A proposed development on Spring Lake could would bring 100 homes near Sunset Avenue and Marschall Road but has raised concerns among neighbors that it could harm wildlife habitat and add unwanted chaos to an otherwise tame locale.
John Anderson, representing Winkler Development Company, described his idea to develop the land at the Planning Commission meeting Monday. The developer is looking to add 100 lots for single-family homes and a dock of up to 100 boat slips, though the number of slips hasn't been decided, Anderson said.
According to Jeff Matzke, city planner, it will be months before any action is taken. The City Council plans to discuss the development at its July 15 regular meeting.
“We’ve had a lot of people call concerned about the boat slips impacting the environment, but the city doesn’t have a lot of details because it’s a concept plan at this point,” Matzke said.
An environmental impact study is required for developments if certain thresholds are met, such as tree density and acreage. Matzke said it’s not likely that the 65-acres of land will require an environmental impact study, which is typically reserved for larger developments.
“There are more questions than answers at this point,” Matzke said.
Anderson, who lives in Prior Lake, told the commissioners that the developer plans to preserve “quite a few” trees. It will likely have to remove cattails to develop the proposed boat slips.
The boat slips would come off the corner of the wetlands. The conceptual layout on a rendering provided to the commissioner does not show a final design but rather a rough sketch of what the development might look like.
“There’s a possibility that we could clear in that area and put picnic tables there,” Anderson said.
The development would preserve about half of the land as wetlands, stormwater-treatment basins and other open space, including a trail, Anderson said. A large area along the lakeside that is submerged during high water and is covered in cattails would largely be left alone, he added.
Lot construction would likely would run through 2021, potentially starting this winter, Anderson said. Home-building could continue in the years after.
Christopher Crowhurst, a member of the Spring Lake Association, said he moved to Spring Lake so he and his wife could kayak in a safe, low-traffic area. He believes the potential development threatens the lake’s serenity, safety and habitats. An additional 100 slips on the lake would mean “effectively 40% more boats on the lake,” he said.
Spring Lake already has a little more than 200 homes and 50 additional docks, plus a small public boat launch, Crowhurst said.

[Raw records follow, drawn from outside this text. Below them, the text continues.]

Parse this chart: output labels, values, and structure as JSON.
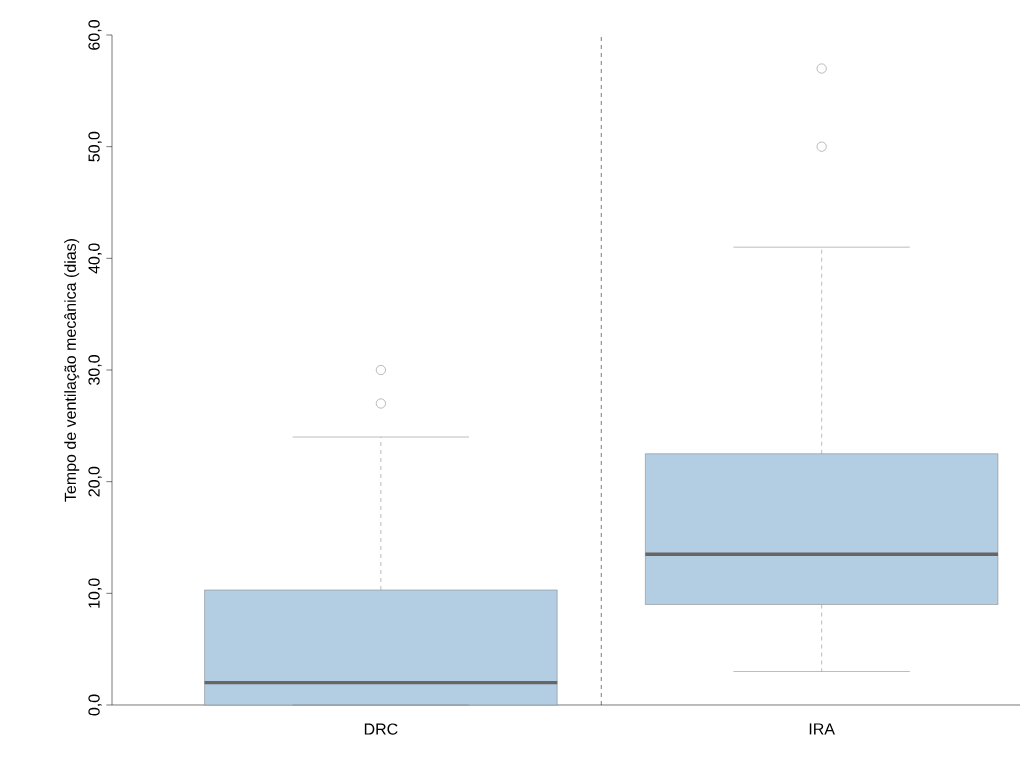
{
  "chart_data": {
    "type": "box",
    "ylabel": "Tempo de ventilação mecânica (dias)",
    "categories": [
      "DRC",
      "IRA"
    ],
    "boxes": [
      {
        "low": 0,
        "q1": 0,
        "median": 2,
        "q3": 10.3,
        "high": 24,
        "outliers": [
          27,
          30
        ]
      },
      {
        "low": 3,
        "q1": 9,
        "median": 13.5,
        "q3": 22.5,
        "high": 41,
        "outliers": [
          50,
          57
        ]
      }
    ],
    "color": "#b3cde3",
    "ylim": [
      0,
      60
    ],
    "yticks": [
      {
        "value": 0,
        "label": "0,0"
      },
      {
        "value": 10,
        "label": "10,0"
      },
      {
        "value": 20,
        "label": "20,0"
      },
      {
        "value": 30,
        "label": "30,0"
      },
      {
        "value": 40,
        "label": "40,0"
      },
      {
        "value": 50,
        "label": "50,0"
      },
      {
        "value": 60,
        "label": "60,0"
      }
    ],
    "grid": false
  }
}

Spring Lake’s surface area is 587 acres, according to the Prior Lake-Spring Lake Watershed District.
If 250 boats were on the lake at once, that would leave roughly two acres’ surface area per boat. According to a report by the United States Army Corps of Engineers, boat traffic density poses the highest risk of accidents and conflict when there are fewer than 10 acres of surface area per boat.

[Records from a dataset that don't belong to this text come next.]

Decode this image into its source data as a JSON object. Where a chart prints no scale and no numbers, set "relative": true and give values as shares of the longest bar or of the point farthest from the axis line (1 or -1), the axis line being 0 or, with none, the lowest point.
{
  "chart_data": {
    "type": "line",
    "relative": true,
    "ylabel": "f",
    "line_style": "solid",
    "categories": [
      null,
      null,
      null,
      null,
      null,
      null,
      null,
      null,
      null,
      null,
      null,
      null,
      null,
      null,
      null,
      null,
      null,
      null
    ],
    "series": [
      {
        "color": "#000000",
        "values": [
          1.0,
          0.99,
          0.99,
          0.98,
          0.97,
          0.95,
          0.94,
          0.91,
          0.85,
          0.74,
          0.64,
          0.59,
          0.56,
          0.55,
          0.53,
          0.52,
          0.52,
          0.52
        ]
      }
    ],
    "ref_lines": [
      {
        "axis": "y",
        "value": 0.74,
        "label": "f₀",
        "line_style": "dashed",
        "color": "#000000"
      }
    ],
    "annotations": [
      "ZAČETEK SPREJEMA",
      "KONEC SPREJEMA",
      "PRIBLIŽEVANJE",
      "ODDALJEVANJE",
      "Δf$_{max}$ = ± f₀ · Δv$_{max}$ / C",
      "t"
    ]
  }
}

“Adding 100 boat slips would radically change the lake’s character,” Crowhurst said. “It would result in more accidents and conflict.”
The wetlands and cattail area are a nesting place for heron and cranes, the latter including several threatened and endangered species, he added.

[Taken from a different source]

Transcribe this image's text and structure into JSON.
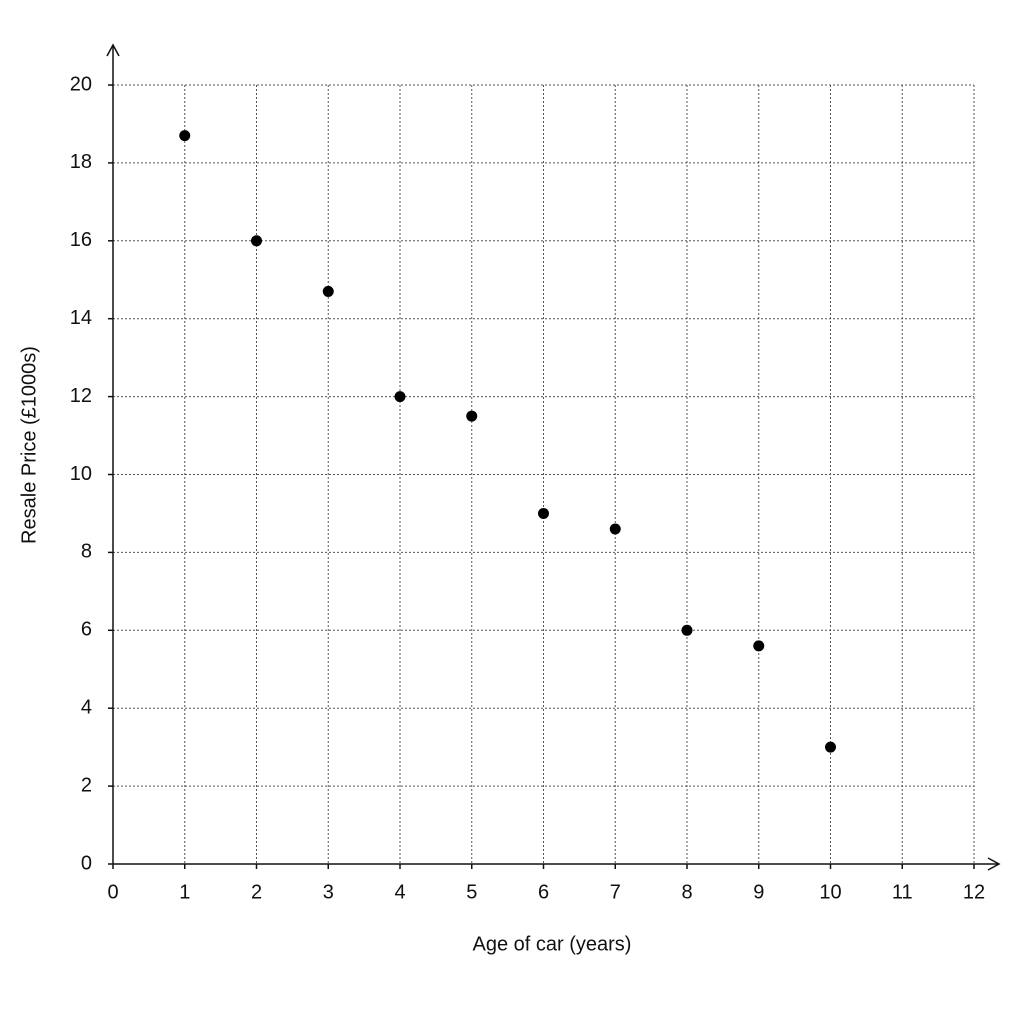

“A plethora of small wildlife lives in that area,” Crowhurst said. “You have beavers, otters, turtles — it’s a natural beautiful habitat for the lake. ... You’re asking for a proliferation of environmental damage.”
Correction, 4 p.m. Monday, July 15: The original version of this article contained several errors and misstatements. The Spring Lake development could include up to 100 boat slips based on its lake frontage, but a specific number hasn't been proposed. One boat slip per 18 or so feet of shoreline is allowed; that figure doesn't represent a boat slip's square footage. Anderson said brush, not trees, might be removed for picnic tables. Much of the land's wetlands and cattails would be left alone under the concept he presented.